煙で見えなくなるのは俺も同じだ、あいも変わらず魔力反応もない。


だが、暗殺者は逃げていなかった。


俺は首を駆け抜ける悪寒に素直に従いさあっと下に伏せれば、その上を鎖が突き抜ける。


「馬鹿なっ!!」


俺はその方向を見るが何も見えない。


「煙玉!!」


煙で視界を塞ぐことで対策しようとしても鎖はまたしても煙を突き抜け、今度は自分の胴体に当たる。


その瞬間俺は衝撃でぶっ倒れた、あたった箇所を触れば、鎧がひしゃげている。


「冗談だろ………!!」


だが、相変わらず見えない、なにもだ。


「………くそっ、最終手段っ!!」


俺は馬車の中で騒ぎを聞いて起き出した商人

を引きずり出し、ワープ魔法で何kmか先へ飛ぶ。



「………くそっ、ワープで逃げたか。

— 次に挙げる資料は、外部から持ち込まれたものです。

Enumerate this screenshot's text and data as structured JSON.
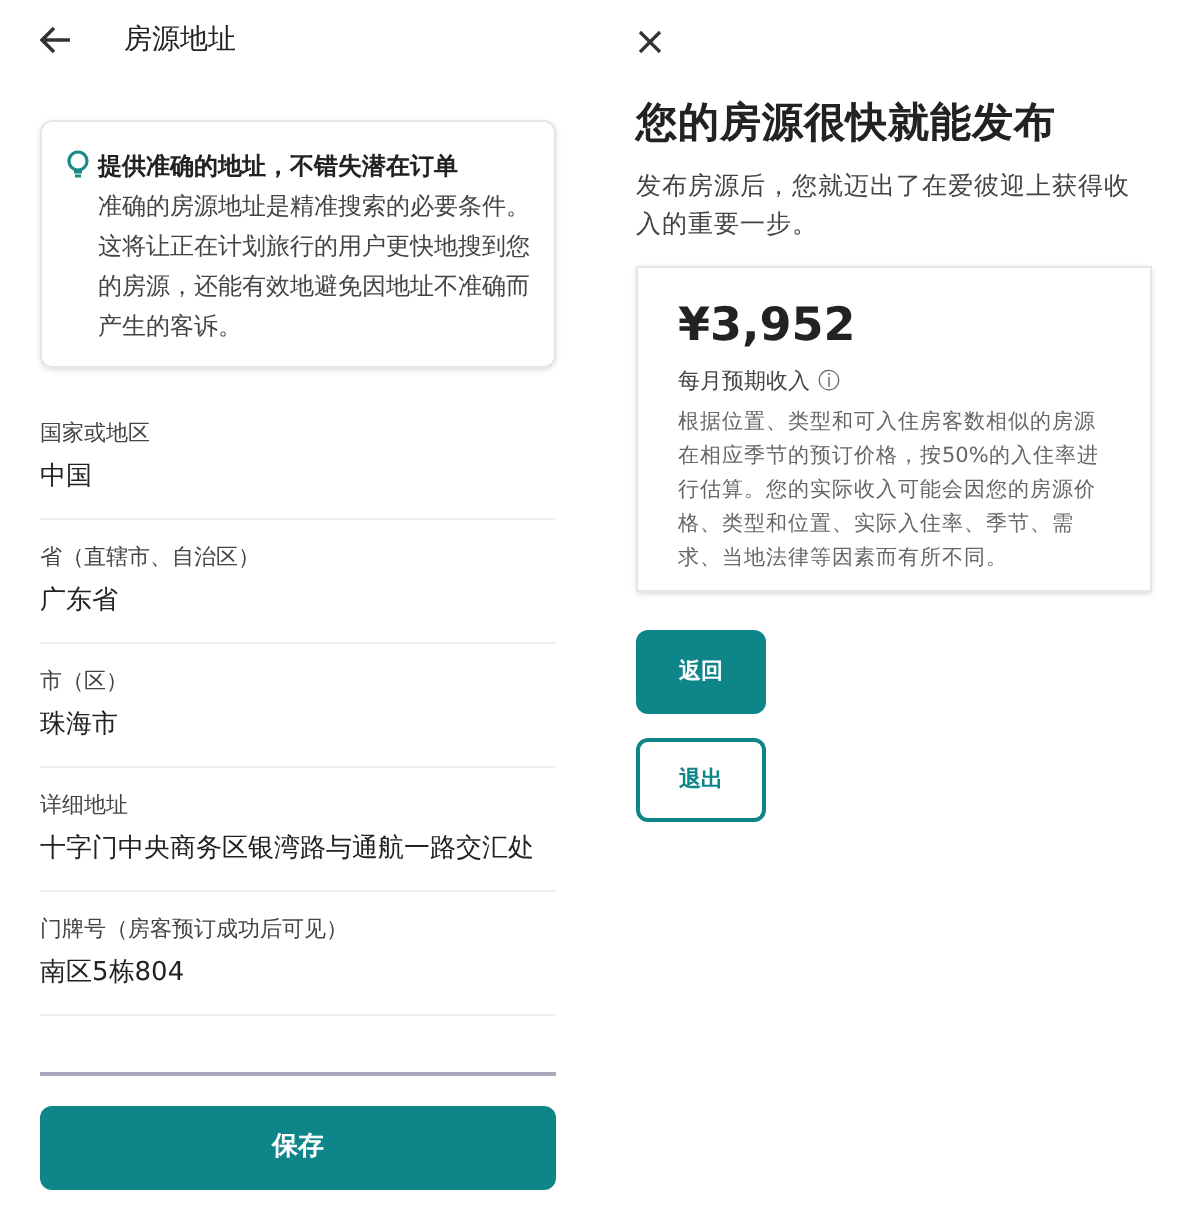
{
  "address_screen": {
    "title": "房源地址",
    "tip": {
      "heading": "提供准确的地址，不错失潜在订单",
      "body": "准确的房源地址是精准搜索的必要条件。这将让正在计划旅行的用户更快地搜到您的房源，还能有效地避免因地址不准确而产生的客诉。"
    },
    "fields": [
      {
        "label": "国家或地区",
        "value": "中国"
      },
      {
        "label": "省（直辖市、自治区）",
        "value": "广东省"
      },
      {
        "label": "市（区）",
        "value": "珠海市"
      },
      {
        "label": "详细地址",
        "value": "十字门中央商务区银湾路与通航一路交汇处"
      },
      {
        "label": "门牌号（房客预订成功后可见）",
        "value": "南区5栋804"
      }
    ],
    "blank_field": {
      "focused": true
    },
    "save_button": "保存"
  },
  "publish_screen": {
    "title": "您的房源很快就能发布",
    "subtitle": "发布房源后，您就迈出了在爱彼迎上获得收入的重要一步。",
    "estimate": {
      "amount": "¥3,952",
      "label": "每月预期收入",
      "info_icon": "ⓘ",
      "note": "根据位置、类型和可入住房客数相似的房源在相应季节的预订价格，按50%的入住率进行估算。您的实际收入可能会因您的房源价格、类型和位置、实际入住率、季节、需求、当地法律等因素而有所不同。"
    },
    "buttons": [
      {
        "label": "返回",
        "kind": "filled"
      },
      {
        "label": "退出",
        "kind": "outlined"
      }
    ]
  }
}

」


手数の多い人間は対処に困る、ワープ魔法でワープした先を割り出すような都合のいい魔法は存在しない。


「探知魔法にも引っかからないとは、やつの腕を考えると、単純に、相当飛んだということだろう………。」


くそ、一瞬気が緩んだのは確かだ、しかし普通の人間ではあんな一瞬も一瞬、つけるわけが無い。


「まぁいい、仕切り直すさ。」


そう言って俺はやつが置いていった馬車の始末を何とかする。



「馬鹿な………。」


やつの武器を見て、思い浮かばないはずがない。


鎖、そして暗殺者。


当然、俺の脳裏にはある死んだはずの男の姿が浮かんでいた。